Association of polymorphisms in C2, CFB and C3 with exudative age-related macular degeneration in a Korean population

Abstract

This study was to investigate the association of genetic polymorphisms in complement component 2 (C2), complement factor B (CFB) and complement component 3 (C3) with exudative age-related macular degeneration (AMD) in a Korean population and the gene-gene and gene-environment interactions in the development of AMD. A total of six SNPs that are located in the C2 (rs547154, rs9332739), CFB (rs4151667, rs641153) and C3 (rs1047286, rs2230199) genes were genotyped in 350 samples comprised of 153 cases, 197 controls. The risk allele frequencies for rs547154 in C2 were 6.54% and 8.12% in AMD patients and controls. Those for rs641153 in CFB were 6.54% and 8.63% in AMD patients and controls. The risk allele frequency for rs9332739 in C2 (AMD, 0.65%, control, 2.03%) and rs4151667 in CFB (AMD, 0.65%, control, 1.78%) was very low.
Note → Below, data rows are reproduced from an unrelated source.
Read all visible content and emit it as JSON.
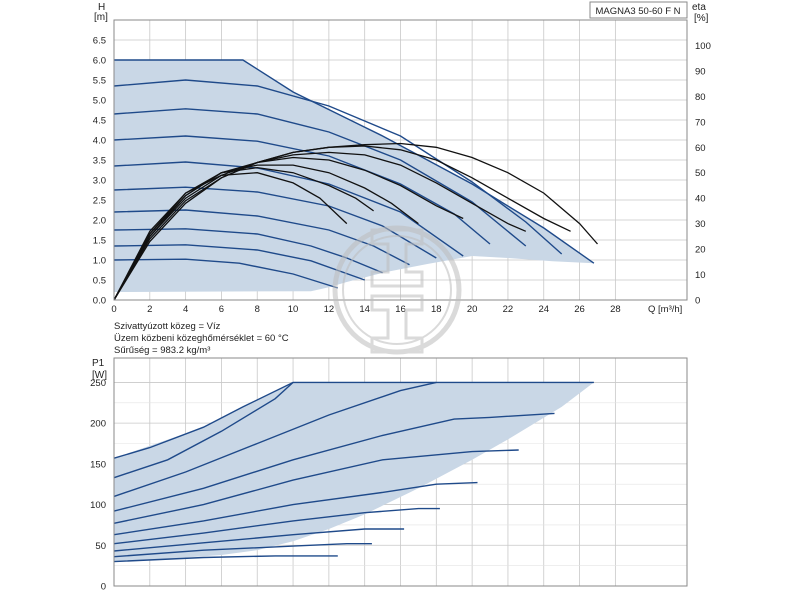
{
  "model": "MAGNA3 50-60 F N",
  "colors": {
    "envelope_fill": "#c9d7e6",
    "curve": "#1f4a8a",
    "eta": "#111111",
    "grid": "#c8c8c8",
    "watermark": "#bdbdbd"
  },
  "medium_info": [
    "Szivattyúzott közeg = Víz",
    "Üzem közbeni közeghőmérséklet = 60 °C",
    "Sűrűség = 983.2 kg/m³"
  ],
  "chart_data": [
    {
      "type": "line",
      "id": "head",
      "ylabel": [
        "H",
        "[m]"
      ],
      "y2label": [
        "eta",
        "[%]"
      ],
      "xlabel": "Q [m³/h]",
      "xlim": [
        0,
        32
      ],
      "ylim": [
        0,
        7.0
      ],
      "y2lim": [
        0,
        110
      ],
      "x_ticks": [
        0,
        2,
        4,
        6,
        8,
        10,
        12,
        14,
        16,
        18,
        20,
        22,
        24,
        26,
        28
      ],
      "y_ticks": [
        "0.0",
        "0.5",
        "1.0",
        "1.5",
        "2.0",
        "2.5",
        "3.0",
        "3.5",
        "4.0",
        "4.5",
        "5.0",
        "5.5",
        "6.0",
        "6.5"
      ],
      "y2_ticks": [
        "0",
        "10",
        "20",
        "30",
        "40",
        "50",
        "60",
        "70",
        "80",
        "90",
        "100"
      ],
      "grid": true,
      "envelope": [
        [
          0,
          6.0
        ],
        [
          7.2,
          6.0
        ],
        [
          10,
          5.2
        ],
        [
          15,
          4.1
        ],
        [
          20,
          2.9
        ],
        [
          24,
          1.8
        ],
        [
          26.8,
          0.92
        ],
        [
          24.5,
          0.97
        ],
        [
          22,
          1.05
        ],
        [
          20,
          1.1
        ],
        [
          17.5,
          0.9
        ],
        [
          15.2,
          0.7
        ],
        [
          13,
          0.45
        ],
        [
          12,
          0.32
        ],
        [
          11,
          0.22
        ],
        [
          0,
          0.2
        ]
      ],
      "head_curves": [
        {
          "max_q": 26.8,
          "points": [
            [
              0,
              6.0
            ],
            [
              7.2,
              6.0
            ],
            [
              10,
              5.2
            ],
            [
              15,
              4.1
            ],
            [
              20,
              2.9
            ],
            [
              24,
              1.8
            ],
            [
              26.8,
              0.92
            ]
          ]
        },
        {
          "max_q": 25.0,
          "points": [
            [
              0,
              5.35
            ],
            [
              4,
              5.5
            ],
            [
              8,
              5.35
            ],
            [
              12,
              4.85
            ],
            [
              16,
              4.1
            ],
            [
              20,
              2.95
            ],
            [
              23,
              1.95
            ],
            [
              25,
              1.15
            ]
          ]
        },
        {
          "max_q": 23.0,
          "points": [
            [
              0,
              4.65
            ],
            [
              4,
              4.78
            ],
            [
              8,
              4.65
            ],
            [
              12,
              4.2
            ],
            [
              16,
              3.5
            ],
            [
              20,
              2.45
            ],
            [
              23,
              1.35
            ]
          ]
        },
        {
          "max_q": 21.0,
          "points": [
            [
              0,
              4.0
            ],
            [
              4,
              4.1
            ],
            [
              8,
              3.97
            ],
            [
              12,
              3.6
            ],
            [
              16,
              2.9
            ],
            [
              19,
              2.15
            ],
            [
              21,
              1.4
            ]
          ]
        },
        {
          "max_q": 19.5,
          "points": [
            [
              0,
              3.35
            ],
            [
              4,
              3.45
            ],
            [
              8,
              3.3
            ],
            [
              12,
              2.9
            ],
            [
              16,
              2.2
            ],
            [
              19.5,
              1.1
            ]
          ]
        },
        {
          "max_q": 18.0,
          "points": [
            [
              0,
              2.75
            ],
            [
              4,
              2.82
            ],
            [
              8,
              2.7
            ],
            [
              12,
              2.35
            ],
            [
              15,
              1.85
            ],
            [
              18,
              1.05
            ]
          ]
        },
        {
          "max_q": 16.5,
          "points": [
            [
              0,
              2.2
            ],
            [
              4,
              2.25
            ],
            [
              8,
              2.1
            ],
            [
              12,
              1.75
            ],
            [
              14.5,
              1.35
            ],
            [
              16.5,
              0.88
            ]
          ]
        },
        {
          "max_q": 15.0,
          "points": [
            [
              0,
              1.75
            ],
            [
              4,
              1.78
            ],
            [
              8,
              1.65
            ],
            [
              11,
              1.35
            ],
            [
              13,
              1.05
            ],
            [
              15,
              0.68
            ]
          ]
        },
        {
          "max_q": 14.0,
          "points": [
            [
              0,
              1.35
            ],
            [
              4,
              1.38
            ],
            [
              8,
              1.25
            ],
            [
              11,
              0.98
            ],
            [
              14,
              0.5
            ]
          ]
        },
        {
          "max_q": 12.5,
          "points": [
            [
              0,
              1.0
            ],
            [
              4,
              1.02
            ],
            [
              7,
              0.92
            ],
            [
              10,
              0.65
            ],
            [
              12.5,
              0.3
            ]
          ]
        }
      ],
      "eta_curves": [
        {
          "points": [
            [
              0,
              0
            ],
            [
              2,
              23
            ],
            [
              4,
              38
            ],
            [
              6,
              48
            ],
            [
              8,
              54
            ],
            [
              10,
              58
            ],
            [
              12,
              60
            ],
            [
              14,
              61
            ],
            [
              16,
              61.5
            ],
            [
              18,
              60
            ],
            [
              20,
              56
            ],
            [
              22,
              50
            ],
            [
              24,
              42
            ],
            [
              26,
              30
            ],
            [
              27,
              22
            ]
          ]
        },
        {
          "points": [
            [
              0,
              0
            ],
            [
              2,
              24
            ],
            [
              4,
              39
            ],
            [
              6,
              48
            ],
            [
              8,
              54
            ],
            [
              10,
              58
            ],
            [
              12,
              60
            ],
            [
              14,
              60.5
            ],
            [
              16,
              59
            ],
            [
              18,
              55
            ],
            [
              20,
              48
            ],
            [
              22,
              40
            ],
            [
              24,
              32
            ],
            [
              25.5,
              27
            ]
          ]
        },
        {
          "points": [
            [
              0,
              0
            ],
            [
              2,
              25
            ],
            [
              4,
              40
            ],
            [
              6,
              49
            ],
            [
              8,
              54
            ],
            [
              10,
              57
            ],
            [
              12,
              58
            ],
            [
              14,
              57
            ],
            [
              16,
              53
            ],
            [
              18,
              46
            ],
            [
              20,
              38
            ],
            [
              22,
              30
            ],
            [
              23,
              27
            ]
          ]
        },
        {
          "points": [
            [
              0,
              0
            ],
            [
              2,
              25
            ],
            [
              4,
              41
            ],
            [
              6,
              50
            ],
            [
              8,
              54
            ],
            [
              10,
              56
            ],
            [
              12,
              55
            ],
            [
              14,
              51
            ],
            [
              16,
              45
            ],
            [
              18,
              37
            ],
            [
              19.5,
              32
            ]
          ]
        },
        {
          "points": [
            [
              0,
              0
            ],
            [
              2,
              26
            ],
            [
              4,
              41
            ],
            [
              6,
              50
            ],
            [
              8,
              53
            ],
            [
              10,
              53
            ],
            [
              12,
              50
            ],
            [
              14,
              44
            ],
            [
              15.5,
              38
            ],
            [
              17,
              30
            ]
          ]
        },
        {
          "points": [
            [
              0,
              0
            ],
            [
              2,
              26
            ],
            [
              4,
              42
            ],
            [
              6,
              50
            ],
            [
              8,
              52
            ],
            [
              10,
              50
            ],
            [
              12,
              45
            ],
            [
              13.5,
              40
            ],
            [
              14.5,
              35
            ]
          ]
        },
        {
          "points": [
            [
              0,
              0
            ],
            [
              2,
              27
            ],
            [
              4,
              42
            ],
            [
              6,
              49
            ],
            [
              8,
              50
            ],
            [
              10,
              46
            ],
            [
              11.5,
              40
            ],
            [
              13,
              30
            ]
          ]
        }
      ]
    },
    {
      "type": "line",
      "id": "power",
      "ylabel": [
        "P1",
        "[W]"
      ],
      "xlim": [
        0,
        32
      ],
      "ylim": [
        0,
        280
      ],
      "y_ticks": [
        "0",
        "50",
        "100",
        "150",
        "200",
        "250"
      ],
      "grid": true,
      "envelope": [
        [
          0,
          157
        ],
        [
          5,
          195
        ],
        [
          10,
          250
        ],
        [
          26.8,
          250
        ],
        [
          25,
          220
        ],
        [
          22,
          180
        ],
        [
          20,
          155
        ],
        [
          17,
          120
        ],
        [
          14,
          88
        ],
        [
          12,
          70
        ],
        [
          10,
          55
        ],
        [
          8,
          44
        ],
        [
          6,
          38
        ],
        [
          4,
          35
        ],
        [
          2,
          32
        ],
        [
          0,
          30
        ]
      ],
      "power_curves": [
        {
          "points": [
            [
              0,
              157
            ],
            [
              2,
              170
            ],
            [
              5,
              195
            ],
            [
              7.2,
              220
            ],
            [
              10,
              250
            ],
            [
              26.8,
              250
            ]
          ]
        },
        {
          "points": [
            [
              0,
              133
            ],
            [
              3,
              155
            ],
            [
              6,
              190
            ],
            [
              9,
              230
            ],
            [
              10,
              250
            ]
          ]
        },
        {
          "points": [
            [
              0,
              110
            ],
            [
              4,
              140
            ],
            [
              8,
              175
            ],
            [
              12,
              210
            ],
            [
              16,
              240
            ],
            [
              18,
              250
            ]
          ]
        },
        {
          "points": [
            [
              0,
              92
            ],
            [
              5,
              120
            ],
            [
              10,
              155
            ],
            [
              15,
              185
            ],
            [
              19,
              205
            ],
            [
              21,
              207
            ],
            [
              24.6,
              212
            ]
          ]
        },
        {
          "points": [
            [
              0,
              77
            ],
            [
              5,
              100
            ],
            [
              10,
              130
            ],
            [
              15,
              155
            ],
            [
              20,
              165
            ],
            [
              22.6,
              167
            ]
          ]
        },
        {
          "points": [
            [
              0,
              63
            ],
            [
              5,
              80
            ],
            [
              10,
              100
            ],
            [
              15,
              115
            ],
            [
              18,
              125
            ],
            [
              20.3,
              127
            ]
          ]
        },
        {
          "points": [
            [
              0,
              52
            ],
            [
              5,
              65
            ],
            [
              10,
              80
            ],
            [
              14,
              90
            ],
            [
              17,
              95
            ],
            [
              18.2,
              95
            ]
          ]
        },
        {
          "points": [
            [
              0,
              43
            ],
            [
              5,
              53
            ],
            [
              10,
              63
            ],
            [
              14,
              70
            ],
            [
              16.2,
              70
            ]
          ]
        },
        {
          "points": [
            [
              0,
              36
            ],
            [
              5,
              44
            ],
            [
              10,
              49
            ],
            [
              13,
              52
            ],
            [
              14.4,
              52
            ]
          ]
        },
        {
          "points": [
            [
              0,
              30
            ],
            [
              5,
              35
            ],
            [
              9,
              37
            ],
            [
              12.5,
              37
            ]
          ]
        }
      ]
    }
  ]
}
The protective allele of four SNPs was not significantly associated with decreased risk for AMD (P = 0.427, P = 0.199, P = 0.312, P = 0.303, respectively). The homozygotes for the protective allele of four SNPs were not significantly associated with decreased risk for AMD (P = 0.324, P = 0.474, P = 0.309, P = 0.411, respectively). The genetic effect of two SNPs in C3 could not be investigated because the variants were not observed. There was no evidence to support an interaction of these SNPs with LOC387715/HTRA1 variants or with environmental exposure like smoking. In conclusion, the genetic effect of C2, CFB and C3 polymorphisms, which are known to be important for AMD in Caucasian, were not significant in the Korean population. The low minor allele frequency of these SNPs in Koreans might have affected the results of this study. Ethnic differences in the roles of C2, CFB and C3 in conferring a risk of AMD should be further investigated. © 2012 Elsevier Ltd.